Our take · Written by FormBlends editorial team · Reviewed by FormBlends Medical Team · This is not a transcript. It is our independent review of the video above.

What did @drlorashahine actually say?

The short version: a thin endometrial lining despite estrogen supplementation is a real clinical problem, and the doctor said workup should start with figuring out why, potentially including hysteroscopy. She also mentioned trying different estrogen protocols and delivery systems as a next step.
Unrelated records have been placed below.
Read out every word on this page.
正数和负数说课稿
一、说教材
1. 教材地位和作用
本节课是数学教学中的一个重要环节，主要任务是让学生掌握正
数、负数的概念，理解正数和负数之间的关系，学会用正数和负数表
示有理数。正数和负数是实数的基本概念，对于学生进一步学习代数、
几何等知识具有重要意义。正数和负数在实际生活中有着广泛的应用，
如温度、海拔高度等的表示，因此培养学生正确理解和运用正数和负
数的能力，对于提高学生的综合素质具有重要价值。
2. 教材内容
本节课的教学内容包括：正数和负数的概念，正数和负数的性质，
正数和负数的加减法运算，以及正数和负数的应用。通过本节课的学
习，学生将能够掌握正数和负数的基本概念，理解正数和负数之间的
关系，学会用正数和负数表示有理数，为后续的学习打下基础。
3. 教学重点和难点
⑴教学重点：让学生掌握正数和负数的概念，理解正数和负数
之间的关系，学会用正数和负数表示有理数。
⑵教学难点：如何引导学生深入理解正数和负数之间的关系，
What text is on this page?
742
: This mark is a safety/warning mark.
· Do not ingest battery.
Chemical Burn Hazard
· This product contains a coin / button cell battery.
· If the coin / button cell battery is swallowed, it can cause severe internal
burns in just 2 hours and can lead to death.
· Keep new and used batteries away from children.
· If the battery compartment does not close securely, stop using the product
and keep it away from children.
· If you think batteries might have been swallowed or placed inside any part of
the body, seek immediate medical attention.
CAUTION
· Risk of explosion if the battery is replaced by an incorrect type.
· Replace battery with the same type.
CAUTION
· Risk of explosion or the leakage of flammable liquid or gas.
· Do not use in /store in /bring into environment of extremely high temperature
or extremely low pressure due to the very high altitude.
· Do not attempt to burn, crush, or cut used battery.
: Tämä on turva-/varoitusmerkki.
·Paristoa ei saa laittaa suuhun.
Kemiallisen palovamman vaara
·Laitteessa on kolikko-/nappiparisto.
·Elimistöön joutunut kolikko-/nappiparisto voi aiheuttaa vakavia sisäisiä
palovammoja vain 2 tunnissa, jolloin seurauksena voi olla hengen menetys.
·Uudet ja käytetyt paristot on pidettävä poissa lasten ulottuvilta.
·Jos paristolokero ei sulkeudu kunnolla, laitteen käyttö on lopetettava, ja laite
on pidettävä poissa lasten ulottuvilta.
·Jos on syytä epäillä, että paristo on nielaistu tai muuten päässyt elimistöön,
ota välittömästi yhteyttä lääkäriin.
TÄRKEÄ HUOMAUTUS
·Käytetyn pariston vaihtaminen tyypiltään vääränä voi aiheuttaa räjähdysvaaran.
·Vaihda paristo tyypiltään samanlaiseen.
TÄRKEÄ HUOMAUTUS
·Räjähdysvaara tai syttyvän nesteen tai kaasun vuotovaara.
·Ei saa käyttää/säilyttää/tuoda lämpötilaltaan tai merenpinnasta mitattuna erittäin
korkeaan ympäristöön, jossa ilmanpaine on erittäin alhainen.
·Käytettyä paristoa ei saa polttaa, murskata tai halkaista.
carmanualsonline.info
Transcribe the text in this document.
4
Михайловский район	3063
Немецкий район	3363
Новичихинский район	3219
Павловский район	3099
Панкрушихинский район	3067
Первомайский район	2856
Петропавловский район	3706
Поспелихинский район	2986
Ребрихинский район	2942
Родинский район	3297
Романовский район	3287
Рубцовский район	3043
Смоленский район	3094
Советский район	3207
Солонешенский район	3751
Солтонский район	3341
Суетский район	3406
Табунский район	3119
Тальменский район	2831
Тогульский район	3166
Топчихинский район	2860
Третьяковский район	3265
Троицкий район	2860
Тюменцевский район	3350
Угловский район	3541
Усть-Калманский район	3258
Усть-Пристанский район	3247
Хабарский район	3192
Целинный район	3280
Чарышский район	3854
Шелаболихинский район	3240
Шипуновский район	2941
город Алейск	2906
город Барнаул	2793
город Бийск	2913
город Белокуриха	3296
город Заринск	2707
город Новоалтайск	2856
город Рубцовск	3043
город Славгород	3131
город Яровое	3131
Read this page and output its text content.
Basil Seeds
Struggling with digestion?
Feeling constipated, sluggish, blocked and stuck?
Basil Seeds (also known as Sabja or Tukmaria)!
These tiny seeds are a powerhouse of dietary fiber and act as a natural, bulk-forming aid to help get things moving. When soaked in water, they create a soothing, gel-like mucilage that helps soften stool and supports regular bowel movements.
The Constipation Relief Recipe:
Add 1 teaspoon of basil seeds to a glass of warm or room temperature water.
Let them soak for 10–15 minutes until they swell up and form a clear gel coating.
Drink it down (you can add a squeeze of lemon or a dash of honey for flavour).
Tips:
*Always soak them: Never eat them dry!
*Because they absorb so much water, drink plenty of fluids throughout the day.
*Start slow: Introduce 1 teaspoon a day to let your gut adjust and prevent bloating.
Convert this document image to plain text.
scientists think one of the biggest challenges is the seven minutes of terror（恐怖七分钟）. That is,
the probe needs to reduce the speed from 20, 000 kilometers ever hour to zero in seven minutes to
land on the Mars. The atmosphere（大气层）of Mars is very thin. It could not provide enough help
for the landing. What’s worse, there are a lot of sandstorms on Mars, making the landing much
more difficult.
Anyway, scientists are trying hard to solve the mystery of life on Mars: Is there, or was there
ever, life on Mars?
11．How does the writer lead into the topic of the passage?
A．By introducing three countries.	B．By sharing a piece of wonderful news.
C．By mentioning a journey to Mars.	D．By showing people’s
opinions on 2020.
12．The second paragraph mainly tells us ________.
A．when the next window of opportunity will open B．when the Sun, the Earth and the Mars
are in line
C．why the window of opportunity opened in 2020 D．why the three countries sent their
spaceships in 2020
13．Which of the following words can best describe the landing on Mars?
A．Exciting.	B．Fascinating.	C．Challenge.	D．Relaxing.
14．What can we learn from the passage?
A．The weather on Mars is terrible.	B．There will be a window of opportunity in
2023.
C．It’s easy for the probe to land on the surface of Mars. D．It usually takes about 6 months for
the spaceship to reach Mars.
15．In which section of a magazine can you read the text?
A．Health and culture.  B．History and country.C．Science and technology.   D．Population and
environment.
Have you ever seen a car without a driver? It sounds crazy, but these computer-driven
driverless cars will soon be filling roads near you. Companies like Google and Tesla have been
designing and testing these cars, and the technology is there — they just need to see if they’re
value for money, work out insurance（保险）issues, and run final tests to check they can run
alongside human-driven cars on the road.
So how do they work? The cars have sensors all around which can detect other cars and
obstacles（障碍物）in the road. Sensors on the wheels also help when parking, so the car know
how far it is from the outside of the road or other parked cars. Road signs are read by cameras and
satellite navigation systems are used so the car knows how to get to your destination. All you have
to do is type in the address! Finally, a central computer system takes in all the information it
This is a response video, so she is answering a specific user question rather than delivering a lecture. The framing is practical and patient-facing. She name-drops saline sonograms and "histerous helpingagrams" (almost certainly hysterosalpingograms, or HSGs) as screening tools done before fertility treatment. She then describes hysteroscopy as a procedure that can catch things those screening tools miss. Her closing note is essentially: "keep trying different protocols." That is a short answer to a genuinely complicated question, and it shows.

Does the science back this up?

Yes, mostly. The recommendation to investigate the cause before escalating treatment is textbook-appropriate, and hysteroscopy really does add diagnostic value beyond ultrasound and HSG alone. The claim that different estrogen delivery systems matter is also supported by data, though less robustly than she implies.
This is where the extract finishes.